Google fit already uses smart phone sensors to calculate how far people have walked or how many calories they have consumed, but the new features of Google pixel will add health data on pulse and breath.
According to shwetak Patel, head of Google Health Technology Group, sensors and software can be used to take beautiful photos through smart phones or automatically adjust streaming video to adapt to the way of handheld devices, so as to sense breathing and heartbeat.
“We’re seeing more and more smart devices with more and more sensors,” shwetak Patel said. “Smart phones are the most common devices, and the same sensors can be used for health and wellness.”
The Google fit app will be modified next month, and the Google pixel smartphone will use camera sensors to detect people’s chest movements as they breathe and calculate their breathing rate.
Putting your fingertips on the lens will allow fit to use the camera to determine someone’s heart rate based on the color of the skin as the blood is pumped, team members explained.
All data processing is completed on the smart phone, and users can choose to save the results safely in the account of Google data center.

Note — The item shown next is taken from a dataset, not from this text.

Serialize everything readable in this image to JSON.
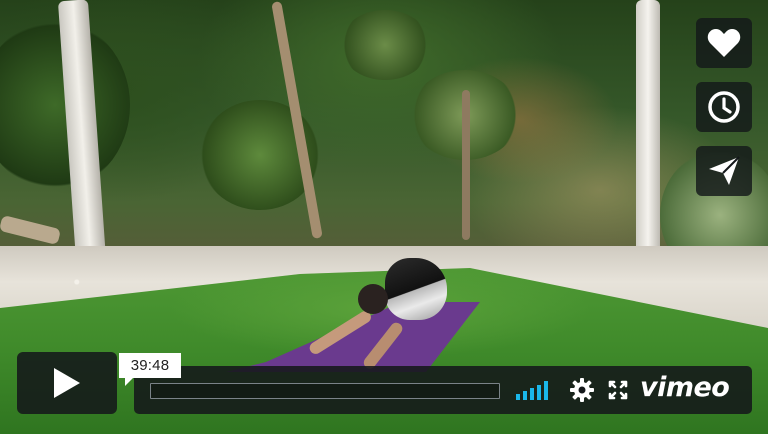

The fit application allows users to set activity or health goals and use AI to guide them on how to achieve them.
“It’s really an ongoing event in daily life, and it’s important to be able to give you feedback and measure your overall health,” shwetak Patel said
Google plans to soon add fit to smartphones on other Android systems and eventually implement it in iPhone applications.
Connected accessories such as activity tracking bracelets or pendants have been used to track healthy lifestyles. Apple has made health a selling point of its smart watch, which has a range of functions including ECG and measuring blood oxygen levels.
Google didn’t elaborate on its plans to one day make money from the fit app.